The basic principle of all safeworking systems is to divide the railway lines up into "blocks", and to ensure that no more than one train is in each block at any one time. Blocks can be sections of line between stations, signal boxes (US: interlockings), signals, crossing loops, or other designated locations. Some modern computer-controlled systems are based on "moving blocks", in which the blocks are not between fixed locations, but move as the train moves. A block might then be defined as being a certain distance behind a moving train, and the computers ensure that no other train enters that block.
Some safeworking systems have to handle trains travelling over a section of line in the same direction, where the danger is that a following train catches up to a preceding train and runs into the back of it, especially if the previous train has stopped for some reason.
Other systems have to handle trains travelling over a section of line in both directions, as happens with single-track railway lines. This case has the additional danger of two trains entering the section from opposite ends and running head-on into each other.
Types of systems
Various safeworking systems have been developed, starting from very simple systems and progressing to more and more complex and foolproof systems. In many cases, these systems were developed or improved as the result of accidents. The result is that railways now are the safest form of transport.
One of the earliest safeworking systems introduced to railways was "timetable operation". In this system, trains are scheduled in such a way that no more than one train would be in any one section (block) at one time. This system only worked as long as the trains ran on time. If a train was delayed for any reason, another train might enter the same section, unaware that the previous train had not yet left the section.
Time interval working
An improvement on timetable operation was time interval working, in which railway police (as they were originally called in Britain) didn't allow a train to enter the next section of track until a given interval of time had passed since the previous train entered the section.
This had the effect of ensuring that two trains didn't enter the same section of track closely together, reducing the risk that the following train would catch up to the leading train and run into the back of it.
The railway police used flags by day and lamps by night to signal to the drivers of trains whether they were permitted to enter the next section of track or had to wait.
Block telegraph working
With the invention of the telegraph system, railways were able to improve safety by having the railway police, who became known as signalmen, control the entry of trains to sections based on whether or not the previous train had arrived at the other end of the section.
A system of bell codes was devised so that when a train arrived at the end of a section, the signalman could use the telegraph to send a message back to the signalman at the start of the section, advising him that the train had arrived and the section was now clear for the next train.
For single-line sections of railway, where the normal routine was for trains to pass through the section in alternate directions, a system known as token working, or staff working was developed.

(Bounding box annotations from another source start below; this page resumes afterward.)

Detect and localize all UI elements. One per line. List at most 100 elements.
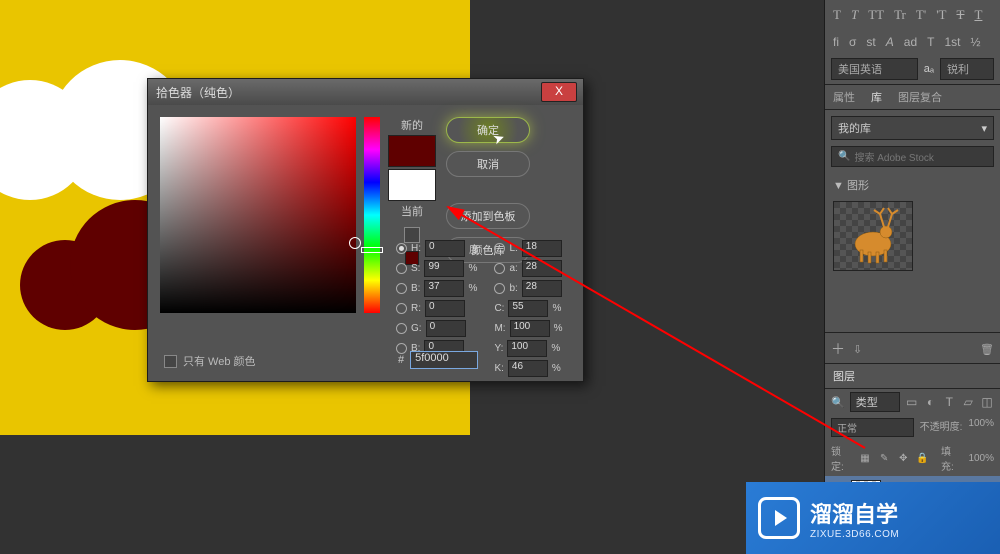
search-icon: 🔍 bbox=[838, 151, 850, 162]
filter-img-icon[interactable]: ▭ bbox=[905, 395, 919, 409]
web-only-checkbox[interactable]: 只有 Web 颜色 bbox=[164, 353, 256, 369]
library-thumbnail[interactable] bbox=[833, 201, 913, 271]
new-label: 新的 bbox=[401, 117, 423, 133]
type-opt[interactable]: 'T bbox=[936, 7, 946, 23]
dialog-title-text: 拾色器（纯色） bbox=[156, 84, 240, 101]
hex-row: # 5f0000 bbox=[398, 351, 478, 369]
play-icon bbox=[758, 497, 800, 539]
language-select[interactable]: 美国英语 bbox=[831, 58, 918, 80]
type-opt[interactable]: 1st bbox=[944, 35, 960, 49]
tab-library[interactable]: 库 bbox=[863, 85, 890, 109]
cursor-icon: ➤ bbox=[490, 129, 507, 149]
lock-trans-icon[interactable]: ▦ bbox=[858, 453, 871, 464]
g-input[interactable]: 0 bbox=[426, 320, 466, 337]
trash-icon[interactable]: 🗑 bbox=[980, 343, 994, 356]
right-panels: T T TT Tr T' 'T T T fi σ st A ad T 1st ½… bbox=[824, 0, 1000, 554]
blend-mode-select[interactable]: 正常 bbox=[831, 418, 914, 437]
type-options-row2[interactable]: fi σ st A ad T 1st ½ bbox=[825, 30, 1000, 54]
language-row: 美国英语 aₐ 锐利 bbox=[825, 54, 1000, 84]
type-opt[interactable]: TT bbox=[868, 7, 884, 23]
filter-type[interactable]: 类型 bbox=[850, 392, 900, 412]
current-color-swatch[interactable] bbox=[388, 169, 436, 201]
bucket-icon[interactable]: ⇩ bbox=[853, 343, 862, 356]
m-input[interactable]: 100 bbox=[510, 320, 550, 337]
b-input[interactable]: 37 bbox=[424, 280, 464, 297]
type-opt[interactable]: T bbox=[851, 7, 858, 23]
s-input[interactable]: 99 bbox=[424, 260, 464, 277]
radio-r[interactable] bbox=[396, 303, 407, 314]
type-opt[interactable]: T bbox=[927, 35, 934, 49]
filter-shape-icon[interactable]: ▱ bbox=[961, 395, 975, 409]
type-options-row1[interactable]: T T TT Tr T' 'T T T bbox=[825, 0, 1000, 30]
type-opt[interactable]: T bbox=[957, 7, 965, 23]
r-input[interactable]: 0 bbox=[425, 300, 465, 317]
add-swatch-button[interactable]: 添加到色板 bbox=[446, 203, 530, 229]
radio-a[interactable] bbox=[494, 263, 505, 274]
saturation-value-field[interactable] bbox=[160, 117, 356, 313]
k-input[interactable]: 46 bbox=[508, 360, 548, 377]
close-button[interactable]: X bbox=[541, 82, 577, 102]
watermark: 溜溜自学 ZIXUE.3D66.COM bbox=[746, 482, 1000, 554]
type-opt[interactable]: T bbox=[833, 7, 841, 23]
l-input[interactable]: 18 bbox=[522, 240, 562, 257]
radio-b[interactable] bbox=[396, 283, 407, 294]
search-input[interactable]: 🔍 搜索 Adobe Stock bbox=[831, 146, 994, 167]
hue-slider-handle[interactable] bbox=[361, 247, 383, 253]
h-input[interactable]: 0 bbox=[425, 240, 465, 257]
radio-g[interactable] bbox=[396, 323, 407, 334]
filter-smart-icon[interactable]: ◫ bbox=[980, 395, 994, 409]
ok-button[interactable]: 确定 ➤ bbox=[446, 117, 530, 143]
filter-type-icon[interactable]: T bbox=[942, 395, 956, 409]
type-opt[interactable]: ad bbox=[904, 35, 917, 49]
library-select[interactable]: 我的库 ▾ bbox=[831, 116, 994, 140]
filter-adj-icon[interactable]: ◐ bbox=[924, 395, 938, 409]
type-opt[interactable]: fi bbox=[833, 35, 839, 49]
opacity-label: 不透明度: bbox=[920, 418, 963, 437]
cancel-button[interactable]: 取消 bbox=[446, 151, 530, 177]
watermark-title: 溜溜自学 bbox=[810, 497, 899, 529]
fill-label: 填充: bbox=[941, 443, 962, 473]
type-opt[interactable]: T' bbox=[916, 7, 926, 23]
layers-tab[interactable]: 图层 bbox=[825, 363, 1000, 389]
type-opt[interactable]: ½ bbox=[970, 35, 980, 49]
section-graphics[interactable]: ▼ 图形 bbox=[825, 173, 1000, 197]
checkbox-icon[interactable] bbox=[164, 355, 177, 368]
color-picker-dialog: 拾色器（纯色） X 新的 当前 确定 ➤ 取消 添加到色板 颜色 bbox=[147, 78, 584, 382]
radio-s[interactable] bbox=[396, 263, 407, 274]
fill-value[interactable]: 100% bbox=[968, 453, 994, 464]
search-placeholder: 搜索 Adobe Stock bbox=[854, 149, 933, 164]
opacity-value[interactable]: 100% bbox=[968, 418, 994, 437]
type-opt[interactable]: σ bbox=[849, 35, 856, 49]
type-opt[interactable]: Tr bbox=[894, 7, 906, 23]
lab-b-input[interactable]: 28 bbox=[522, 280, 562, 297]
type-opt[interactable]: st bbox=[866, 35, 875, 49]
radio-bl[interactable] bbox=[494, 283, 505, 294]
blend-row: 正常 不透明度: 100% bbox=[825, 415, 1000, 440]
lock-pos-icon[interactable]: ✥ bbox=[897, 453, 910, 464]
y-input[interactable]: 100 bbox=[507, 340, 547, 357]
a-input[interactable]: 28 bbox=[522, 260, 562, 277]
dialog-titlebar[interactable]: 拾色器（纯色） X bbox=[148, 79, 583, 105]
hue-slider[interactable] bbox=[364, 117, 380, 313]
filter-icon[interactable]: 🔍 bbox=[831, 396, 845, 409]
library-label: 我的库 bbox=[838, 120, 871, 136]
new-color-swatch bbox=[388, 135, 436, 167]
layers-filter-row: 🔍 类型 ▭ ◐ T ▱ ◫ bbox=[825, 389, 1000, 415]
radio-l[interactable] bbox=[494, 243, 505, 254]
chevron-down-icon: ▾ bbox=[981, 122, 987, 135]
tab-layercomp[interactable]: 图层复合 bbox=[890, 85, 950, 109]
watermark-url: ZIXUE.3D66.COM bbox=[810, 529, 899, 540]
add-icon[interactable]: ＋ bbox=[831, 339, 845, 359]
current-label: 当前 bbox=[401, 203, 423, 219]
radio-h[interactable] bbox=[396, 243, 407, 254]
lock-all-icon[interactable]: 🔒 bbox=[916, 453, 929, 464]
tab-properties[interactable]: 属性 bbox=[825, 85, 863, 109]
type-opt[interactable]: T bbox=[974, 7, 982, 23]
type-opt[interactable]: A bbox=[886, 35, 894, 49]
antialias-select[interactable]: 锐利 bbox=[940, 58, 994, 80]
c-input[interactable]: 55 bbox=[508, 300, 548, 317]
panel-tabs: 属性 库 图层复合 bbox=[825, 84, 1000, 110]
lock-paint-icon[interactable]: ✎ bbox=[878, 453, 891, 464]
hex-input[interactable]: 5f0000 bbox=[410, 351, 478, 369]
web-only-label: 只有 Web 颜色 bbox=[183, 353, 256, 369]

In this system, each section of railway line has a "token", a "tablet", "key" or a "staff" dedicated to that section (usually with the name of the section engraved on it). Drivers were not permitted to drive their trains into these sections unless they had possession of the token. As there was only one token for each section, this ensured that only one train could be in each section at a time. The first train would carry the token from one end of the section to the other, where the driver would surrender the token to the signalman. The signalman would then give the token to the next train, which was travelling through the section in the other direction.
A problem for token working was that there were always times when two or more trains needed to travel through the section in one direction before one came back. If the first of these trains had the token, when the second train was ready to enter the section, the token was at the other end of the section, preventing the second train from going any further.
So a common variation on token working involves the use of a "ticket", normally a piece of paper on which is printed or written the name of the section and on which is written the date and number of the train. The signalman gives the ticket to the driver as his authorisation to be in the section, and, importantly, shows him the token. Seeing the token, the driver can be assured that there are no trains already in the section travelling in the opposite direction, as they would not have had the token to carry or sight.
When the train arrives at the end of the section, the driver surrenders the ticket to the signalman, who then telegraphs or telephones back to the signalman at the start of the section to say that the train has arrived. The first signalman is now free to send another train through the section, either by giving the driver of the next train the token, or again issuing the driver with a ticket and showing him the token.